O notre chef au cheval blanc, comment osent-ils rire de toi, les sceptiques ?

Donne-nous la grâce de mourir pour toi, chef inconnu, et que notre foi attend toujours !


IV. — LA CAMPAGNE DE GLACE

Cette première incursion dans la région du Kouban, qu’on a souvent appelée : « Campagne de Korniloff, » fut vraiment une croisade, dont nous portons fièrement les insignes [1].

Simple étape de 16 kilomètres à peine, elle fut la plus cruelle épreuve pour notre armée et vivra éternellement dans la mémoire de ceux qui en étaient.

Nous sortîmes de l’aoul (village) Cherdji le 15-28 mars. Nous avions fait notre jonction avec l’armée des Cosaques du Kouban, commandée non par Erdeli, mais par le colonel Pokrowsky, élu général par la Rada du Kouban. Les unités combattantes furent dirigées vers la stanitza de Novo-Dmitrievsk, et le reste de l’armée, les états-majors, le convoi de matériel et les blessés vers la stanitza Kaloujskaïa.

Le matin de notre départ, le temps se gâta brusquement. Une fine pluie se mit à tomber. Les chemins, assez mauvais ordinairement, devinrent tout à fait impraticables. On voyait à chaque pas des charrettes enlizées, dont les chevaux succombaient après d’inutiles efforts. Puis ce furent des giboulées de neige et de grêle, dont nous étions transpercés. Les chevaux s’arrêtaient et les blessés réduits à l’immobilité étaient bientôt emprisonnés sous une couche de glace.

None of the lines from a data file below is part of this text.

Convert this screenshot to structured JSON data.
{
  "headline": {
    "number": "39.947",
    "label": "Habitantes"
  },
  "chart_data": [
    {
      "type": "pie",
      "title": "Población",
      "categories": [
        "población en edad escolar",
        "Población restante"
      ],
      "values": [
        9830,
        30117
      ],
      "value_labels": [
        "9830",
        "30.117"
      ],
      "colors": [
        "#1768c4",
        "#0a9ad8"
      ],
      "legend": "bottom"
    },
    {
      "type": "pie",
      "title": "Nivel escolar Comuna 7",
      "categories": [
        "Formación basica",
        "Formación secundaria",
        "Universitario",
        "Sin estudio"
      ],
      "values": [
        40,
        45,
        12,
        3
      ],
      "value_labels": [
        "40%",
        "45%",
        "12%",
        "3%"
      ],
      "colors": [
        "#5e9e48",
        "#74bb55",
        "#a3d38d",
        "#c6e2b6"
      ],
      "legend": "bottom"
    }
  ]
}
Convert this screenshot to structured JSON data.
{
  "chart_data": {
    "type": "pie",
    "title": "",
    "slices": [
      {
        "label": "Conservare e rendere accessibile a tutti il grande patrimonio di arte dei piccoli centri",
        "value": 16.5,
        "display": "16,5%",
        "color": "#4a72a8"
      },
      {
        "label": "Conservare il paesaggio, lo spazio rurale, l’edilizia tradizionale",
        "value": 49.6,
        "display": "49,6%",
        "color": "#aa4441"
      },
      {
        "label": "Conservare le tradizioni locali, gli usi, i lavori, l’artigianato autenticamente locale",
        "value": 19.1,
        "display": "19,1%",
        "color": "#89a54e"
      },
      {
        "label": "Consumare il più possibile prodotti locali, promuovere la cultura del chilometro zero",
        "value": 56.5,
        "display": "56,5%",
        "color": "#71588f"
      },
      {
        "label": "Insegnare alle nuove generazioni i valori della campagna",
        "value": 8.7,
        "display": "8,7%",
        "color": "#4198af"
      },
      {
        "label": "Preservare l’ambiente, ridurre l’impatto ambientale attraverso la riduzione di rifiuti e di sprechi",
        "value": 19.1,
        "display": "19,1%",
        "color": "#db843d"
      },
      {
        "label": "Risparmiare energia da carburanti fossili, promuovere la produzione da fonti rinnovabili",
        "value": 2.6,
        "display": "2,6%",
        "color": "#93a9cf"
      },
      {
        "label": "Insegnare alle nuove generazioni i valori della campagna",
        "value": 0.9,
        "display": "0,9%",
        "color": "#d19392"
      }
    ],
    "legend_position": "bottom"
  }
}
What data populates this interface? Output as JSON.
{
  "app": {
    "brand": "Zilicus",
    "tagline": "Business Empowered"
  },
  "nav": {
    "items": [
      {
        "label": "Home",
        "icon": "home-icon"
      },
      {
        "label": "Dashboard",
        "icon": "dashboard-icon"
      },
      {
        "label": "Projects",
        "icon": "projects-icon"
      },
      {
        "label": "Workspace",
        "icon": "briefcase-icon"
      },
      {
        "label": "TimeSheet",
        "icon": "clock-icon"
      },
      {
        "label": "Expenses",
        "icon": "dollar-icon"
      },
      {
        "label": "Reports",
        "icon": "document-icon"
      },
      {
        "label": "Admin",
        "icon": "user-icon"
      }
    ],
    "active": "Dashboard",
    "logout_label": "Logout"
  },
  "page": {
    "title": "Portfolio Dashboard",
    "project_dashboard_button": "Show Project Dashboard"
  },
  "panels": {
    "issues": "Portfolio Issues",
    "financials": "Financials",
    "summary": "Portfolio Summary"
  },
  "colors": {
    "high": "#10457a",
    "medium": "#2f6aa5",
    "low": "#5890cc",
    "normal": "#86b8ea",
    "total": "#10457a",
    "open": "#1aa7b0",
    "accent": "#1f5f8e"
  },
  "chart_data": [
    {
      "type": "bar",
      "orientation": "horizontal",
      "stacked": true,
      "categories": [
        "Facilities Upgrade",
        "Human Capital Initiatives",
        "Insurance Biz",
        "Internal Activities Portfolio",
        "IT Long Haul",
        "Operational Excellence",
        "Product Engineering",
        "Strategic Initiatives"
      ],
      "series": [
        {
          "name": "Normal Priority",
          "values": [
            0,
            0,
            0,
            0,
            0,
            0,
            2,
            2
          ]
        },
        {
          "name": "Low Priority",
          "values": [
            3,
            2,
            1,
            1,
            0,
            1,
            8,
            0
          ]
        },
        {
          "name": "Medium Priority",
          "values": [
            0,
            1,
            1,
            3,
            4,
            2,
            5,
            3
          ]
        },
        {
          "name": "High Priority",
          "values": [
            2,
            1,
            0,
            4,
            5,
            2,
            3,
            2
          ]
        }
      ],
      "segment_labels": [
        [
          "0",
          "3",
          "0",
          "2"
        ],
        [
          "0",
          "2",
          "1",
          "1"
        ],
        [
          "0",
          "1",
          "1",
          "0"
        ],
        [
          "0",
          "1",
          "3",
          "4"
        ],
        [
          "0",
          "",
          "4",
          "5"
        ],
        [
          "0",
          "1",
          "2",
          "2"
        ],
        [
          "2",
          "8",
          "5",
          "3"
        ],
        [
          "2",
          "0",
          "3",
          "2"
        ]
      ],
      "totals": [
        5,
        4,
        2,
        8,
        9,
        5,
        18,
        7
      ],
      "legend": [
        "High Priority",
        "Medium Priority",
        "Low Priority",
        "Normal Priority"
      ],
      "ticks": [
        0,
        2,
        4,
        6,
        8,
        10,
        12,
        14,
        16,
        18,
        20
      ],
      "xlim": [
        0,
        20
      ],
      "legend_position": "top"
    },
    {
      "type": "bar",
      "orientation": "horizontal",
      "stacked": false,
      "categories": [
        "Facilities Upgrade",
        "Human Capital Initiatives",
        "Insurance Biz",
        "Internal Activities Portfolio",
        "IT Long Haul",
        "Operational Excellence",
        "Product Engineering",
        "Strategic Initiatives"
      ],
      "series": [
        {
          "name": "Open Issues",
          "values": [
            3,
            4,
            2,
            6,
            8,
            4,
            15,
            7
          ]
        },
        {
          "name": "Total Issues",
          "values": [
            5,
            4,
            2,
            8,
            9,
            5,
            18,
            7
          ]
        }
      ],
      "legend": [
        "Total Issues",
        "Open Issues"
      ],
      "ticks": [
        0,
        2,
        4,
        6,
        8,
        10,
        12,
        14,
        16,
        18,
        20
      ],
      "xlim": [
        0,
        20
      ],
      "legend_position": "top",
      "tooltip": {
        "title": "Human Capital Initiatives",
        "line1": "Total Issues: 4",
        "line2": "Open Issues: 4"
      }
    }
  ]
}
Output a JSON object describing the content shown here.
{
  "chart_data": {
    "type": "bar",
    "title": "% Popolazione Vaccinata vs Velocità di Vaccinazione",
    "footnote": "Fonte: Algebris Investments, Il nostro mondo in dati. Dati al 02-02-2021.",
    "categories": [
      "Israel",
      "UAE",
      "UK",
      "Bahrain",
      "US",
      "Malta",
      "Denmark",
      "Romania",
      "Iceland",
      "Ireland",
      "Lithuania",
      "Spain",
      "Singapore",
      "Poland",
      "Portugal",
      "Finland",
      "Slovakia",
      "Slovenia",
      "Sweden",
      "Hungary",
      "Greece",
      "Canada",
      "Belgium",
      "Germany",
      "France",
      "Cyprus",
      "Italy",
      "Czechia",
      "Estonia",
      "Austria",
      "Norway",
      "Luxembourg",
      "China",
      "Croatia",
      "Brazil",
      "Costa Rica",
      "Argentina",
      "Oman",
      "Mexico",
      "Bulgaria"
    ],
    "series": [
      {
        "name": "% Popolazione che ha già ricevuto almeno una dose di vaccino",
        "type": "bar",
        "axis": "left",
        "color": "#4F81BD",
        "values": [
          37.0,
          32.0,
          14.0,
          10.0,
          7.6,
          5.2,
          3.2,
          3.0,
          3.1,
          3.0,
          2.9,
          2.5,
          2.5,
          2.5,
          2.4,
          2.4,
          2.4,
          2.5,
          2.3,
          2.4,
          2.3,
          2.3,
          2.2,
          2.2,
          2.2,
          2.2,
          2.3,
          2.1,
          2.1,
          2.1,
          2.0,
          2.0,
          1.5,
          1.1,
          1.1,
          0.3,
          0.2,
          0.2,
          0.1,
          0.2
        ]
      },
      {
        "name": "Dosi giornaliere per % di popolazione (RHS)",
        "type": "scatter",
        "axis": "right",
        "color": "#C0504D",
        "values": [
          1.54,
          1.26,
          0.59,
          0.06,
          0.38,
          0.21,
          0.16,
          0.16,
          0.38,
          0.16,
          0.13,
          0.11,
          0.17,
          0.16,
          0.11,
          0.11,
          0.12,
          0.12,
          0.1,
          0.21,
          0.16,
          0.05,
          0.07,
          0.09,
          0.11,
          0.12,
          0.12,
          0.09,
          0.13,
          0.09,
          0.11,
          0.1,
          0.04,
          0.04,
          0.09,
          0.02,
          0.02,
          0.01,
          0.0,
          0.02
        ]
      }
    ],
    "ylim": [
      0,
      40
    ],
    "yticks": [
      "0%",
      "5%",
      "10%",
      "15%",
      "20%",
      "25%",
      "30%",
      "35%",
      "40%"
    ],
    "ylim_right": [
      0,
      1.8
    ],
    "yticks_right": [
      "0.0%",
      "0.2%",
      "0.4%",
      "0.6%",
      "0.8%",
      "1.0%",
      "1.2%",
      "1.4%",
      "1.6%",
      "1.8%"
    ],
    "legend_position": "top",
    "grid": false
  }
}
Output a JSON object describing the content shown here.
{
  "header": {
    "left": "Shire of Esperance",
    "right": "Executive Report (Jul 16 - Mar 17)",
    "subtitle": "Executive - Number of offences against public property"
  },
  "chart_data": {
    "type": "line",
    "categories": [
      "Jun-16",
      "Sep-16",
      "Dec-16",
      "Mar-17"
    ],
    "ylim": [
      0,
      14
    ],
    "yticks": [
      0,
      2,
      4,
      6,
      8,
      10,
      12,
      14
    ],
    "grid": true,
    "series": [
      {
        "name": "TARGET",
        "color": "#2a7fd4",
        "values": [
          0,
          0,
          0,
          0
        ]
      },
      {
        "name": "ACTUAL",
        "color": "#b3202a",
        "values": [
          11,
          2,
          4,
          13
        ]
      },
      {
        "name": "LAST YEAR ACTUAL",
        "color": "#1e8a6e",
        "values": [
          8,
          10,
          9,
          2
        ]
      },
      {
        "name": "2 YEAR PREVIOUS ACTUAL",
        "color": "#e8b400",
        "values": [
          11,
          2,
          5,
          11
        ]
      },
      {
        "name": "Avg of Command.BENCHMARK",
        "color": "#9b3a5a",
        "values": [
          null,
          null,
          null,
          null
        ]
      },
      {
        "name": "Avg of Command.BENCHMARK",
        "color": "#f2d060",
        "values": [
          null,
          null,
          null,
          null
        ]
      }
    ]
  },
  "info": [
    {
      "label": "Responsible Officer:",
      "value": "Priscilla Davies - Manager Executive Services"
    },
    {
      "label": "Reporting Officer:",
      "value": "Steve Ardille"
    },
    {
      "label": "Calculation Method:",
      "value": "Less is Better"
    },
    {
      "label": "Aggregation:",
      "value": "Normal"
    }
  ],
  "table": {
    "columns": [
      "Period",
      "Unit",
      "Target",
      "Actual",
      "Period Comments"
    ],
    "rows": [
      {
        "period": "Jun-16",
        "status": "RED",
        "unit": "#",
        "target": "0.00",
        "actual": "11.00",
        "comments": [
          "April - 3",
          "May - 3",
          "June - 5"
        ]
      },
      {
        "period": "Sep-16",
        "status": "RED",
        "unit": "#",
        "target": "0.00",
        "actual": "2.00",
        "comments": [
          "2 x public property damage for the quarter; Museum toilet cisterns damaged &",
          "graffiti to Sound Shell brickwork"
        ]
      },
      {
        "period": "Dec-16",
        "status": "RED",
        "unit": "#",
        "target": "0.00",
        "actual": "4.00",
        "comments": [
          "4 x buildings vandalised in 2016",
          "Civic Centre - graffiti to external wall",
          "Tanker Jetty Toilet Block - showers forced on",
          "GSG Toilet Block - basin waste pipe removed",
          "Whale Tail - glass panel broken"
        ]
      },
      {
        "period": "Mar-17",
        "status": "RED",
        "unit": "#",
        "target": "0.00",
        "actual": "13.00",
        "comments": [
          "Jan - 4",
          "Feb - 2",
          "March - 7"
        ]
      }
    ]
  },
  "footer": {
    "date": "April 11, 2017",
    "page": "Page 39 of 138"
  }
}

Marcher dans l’eau recouverte de glaçons sous ce vent qui

  1. Cet insigne a été institué en 1919, par le général Denikine. Il présente la forme d’une couronne d’épines traversée par un glaive. On le donne « en récompense pour la bravoure au feu, une témérité remarquable ainsi que pour des faits d’abnégation et d’efforts sans précédents : » c’est en ces termes que s’exprime le diplôme, qui accompagne cet ordre. L’insigne se porte directement après les ordres de Saint-Georges, sur un ruban aux couleurs de Saint-Georges et une cocarde tricolore.